Display is not stable.
There are a couple of possibilities and none of them lend themselves to DIY repair.
It can come from arcing in a component trying to fail; you may be able to hear this (if present) by listening closely near the rear of the housing, preferably in a quiet room and near the cooling slits.
Another potential source is what is called a 'cold solder joint' that may look and even measure OK until a little more current is flowing through it.
Neither one is something most users should try to deal with unless you have some technical background since having a powered, open, circuit board can be very dangerous; there are voltages greater than 20,000 volts and several other innocent looking places with many hundreds of volts with sufficient current available to kill.

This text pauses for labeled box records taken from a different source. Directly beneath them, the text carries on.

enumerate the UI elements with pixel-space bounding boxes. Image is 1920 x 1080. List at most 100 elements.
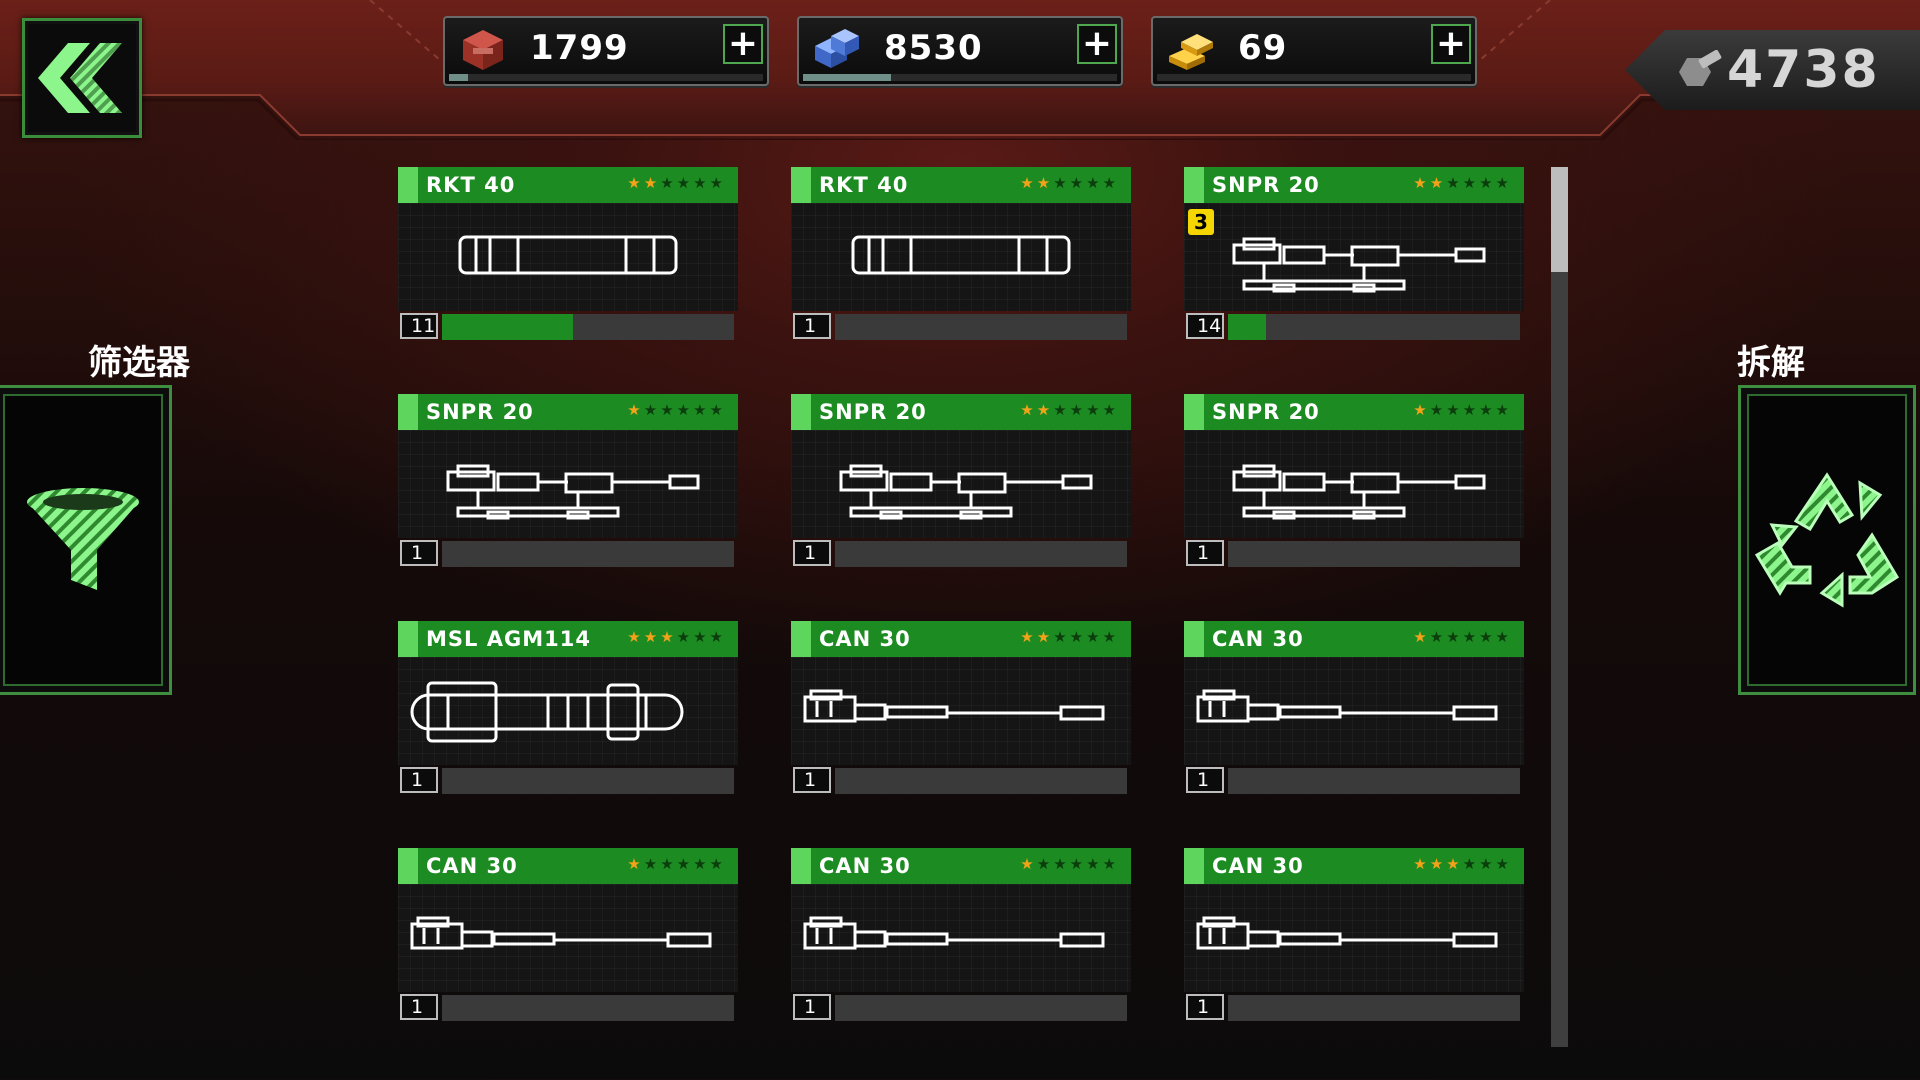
star-empty-icon: ★	[693, 628, 710, 646]
weapon-name: CAN 30	[1212, 627, 1304, 651]
missile-weapon-icon	[410, 681, 684, 743]
weapon-card[interactable]: RKT 40 ★★★★★★ 1	[791, 167, 1131, 342]
star-empty-icon: ★	[1446, 174, 1463, 192]
weapon-image	[398, 430, 738, 538]
xp-bar	[835, 314, 1127, 340]
weapon-name: CAN 30	[1212, 854, 1304, 878]
weapon-card[interactable]: SNPR 20 ★★★★★★ 1	[398, 394, 738, 569]
weapon-image	[791, 657, 1131, 765]
star-rating: ★★★★★★	[1020, 855, 1119, 873]
star-filled-icon: ★	[1413, 174, 1430, 192]
weapon-image	[1184, 657, 1524, 765]
star-empty-icon: ★	[1102, 628, 1119, 646]
star-filled-icon: ★	[1036, 401, 1054, 419]
weapon-card[interactable]: SNPR 20 ★★★★★★ 1	[791, 394, 1131, 569]
xp-bar	[835, 768, 1127, 794]
star-empty-icon: ★	[1462, 174, 1480, 192]
weapon-card[interactable]: MSL AGM114 ★★★★★★ 1	[398, 621, 738, 796]
weapon-card[interactable]: CAN 30 ★★★★★★ 1	[791, 848, 1131, 1023]
parts-counter: 4738	[1625, 30, 1920, 110]
star-filled-icon: ★	[1036, 174, 1054, 192]
star-empty-icon: ★	[1446, 401, 1463, 419]
add-blue-crates-button[interactable]: +	[1077, 24, 1117, 64]
weapon-card-header: CAN 30 ★★★★★★	[1184, 848, 1524, 884]
resource-blue-crates: 8530 +	[797, 16, 1123, 86]
weapon-card[interactable]: CAN 30 ★★★★★★ 1	[1184, 848, 1524, 1023]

The only thing you should try on your own is cleaning the guts free of built-up dust that naturally accrues in any high voltage device.
Pull the AC cord, ignore overnight, then remove the few screws you will find, often behind the bezel and perhaps a couple in the rear near power cord and video connections/cable.
I like to do this with the monitor laying face down on a soft surface so with most housing you can simply lift the housing free of the bezel and put it aside.
With a vacuum cleaner and a clean paintbrush, clean all the areas you see that have obvious build-up of 'fur.'
Try not to disturb any parts in the process though, some are fragile.
If the bottom of the circuit board is visible, clean that too and look for any dark brown areas caused by heat. These can become conductive if approaching black in color.
You will see a fairly fat cable leading from a black lump on the circuit board; this is a transformer responsible for producing the 20-25,000 volts.
If the unit has been off overnight, you can clean enthusiastically around the rubber cap you see on the side or top of the picture tube; this is a good leakage point for high voltage.
If you do this and it didn't help, you will have to find a surviving CRT monitor tech to take it from there.